ROLLA, Mo. -- For 15 University of Missouri-Rolla engineering students, a summer trip to the tropics was far from relaxing.
The students were part of Engineers Without Borders, a national group that uses volunteers to help develop public infrastructure in poor and underdeveloped areas of the world.
In the Rolla students' case, they traveled to the Bolivian villages of Inka Katurapi and Rio Colorado, both outside the capital of La Paz.
In Inka Katurapi, they taught the roughly 80 families living in mud brick homes how to build, operate and maintain composting latrines for each family.
"Ask anyone there what their most pressing need is and they will tell you, 'Aqua es vida.' Water is life," said Allison Poulignot, a 19-year-old civil engineering sophomore. "They really need clean water for drinking, for cooking, for bathing."
Poulignot can attest to that after becoming ill while building latrines and losing 15 pounds during the 10-day trip.
In Rio Colorado, another group of student mixed mortar and laid bricks to build new showers for a school and installed plumbing to handle the increased water flow. Last year, they replaced the school's shallow, bacteria-filled wells with deeper ones.
"I know that when I graduate I'm going to use my degree to do this kind of work," said Tom Scroggin, a 21-year-old Rolla senior from Kansas City, who worked on the Rio Colorado project. "It's powerful knowing the scope of how much you can affect the world."
Established in 2002, Engineers Without Borders-USA has about 200 chapters around the country and 8,000 members. Sixty percent of the chapters are made up of college students.
Rolla, which is overseeing two projects in Bolivia and plans a third next year in Honduras, is one of the more active chapters, said Tracy Beavers, a spokeswoman for the Longmont, Colo.-based organization.
Chapters must agree to work on a project for five years. Students make several visits to their chosen villages, accompanied by professors and sometimes professional engineering members.
The members make sure in preliminary discussions with villagers what are their most pressing needs and whether they'll be able to keep the improvements running after the students are gone.
"The nice thing about Engineers Without Borders is we make sure our projects can be sustained," Beavers said.
Travel expenses, equipment and other needs for the students are paid by the members themselves, although the national organization sometimes provides grants.
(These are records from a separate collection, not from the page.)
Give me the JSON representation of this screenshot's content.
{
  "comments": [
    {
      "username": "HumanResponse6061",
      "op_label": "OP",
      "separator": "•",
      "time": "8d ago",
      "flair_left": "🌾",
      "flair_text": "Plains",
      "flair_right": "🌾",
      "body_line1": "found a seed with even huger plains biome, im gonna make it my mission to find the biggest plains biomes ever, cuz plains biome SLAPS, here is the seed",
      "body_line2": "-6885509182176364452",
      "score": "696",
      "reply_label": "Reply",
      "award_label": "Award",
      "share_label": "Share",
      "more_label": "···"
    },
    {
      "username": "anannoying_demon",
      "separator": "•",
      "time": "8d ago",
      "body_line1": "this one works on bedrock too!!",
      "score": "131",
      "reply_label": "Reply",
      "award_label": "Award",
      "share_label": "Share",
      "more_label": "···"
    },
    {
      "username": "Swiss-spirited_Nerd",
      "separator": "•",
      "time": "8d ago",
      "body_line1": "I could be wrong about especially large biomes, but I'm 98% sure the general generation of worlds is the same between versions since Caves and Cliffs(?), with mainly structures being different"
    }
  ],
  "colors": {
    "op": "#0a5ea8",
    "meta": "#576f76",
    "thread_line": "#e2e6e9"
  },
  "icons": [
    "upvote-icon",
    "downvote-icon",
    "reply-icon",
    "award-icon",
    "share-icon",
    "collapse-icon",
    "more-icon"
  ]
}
The Rolla students raised more than $100,000 in corporate donations last year and spent more than half on the summer projects.
"The vision we have is to create a completely new species of engineer; the humanitarian engineer," Beavers said. "Our mission is to make people's lives better all over the world, one community at a time."
More than 80 percent of the group's projects involve filtering and routing water in small villages. But members also build clinics and schools.
The Rolla chapter already plans to return to Bolivia next month to supervise the building of a bridge to connect Inka Katurapi and a neighboring community over a river.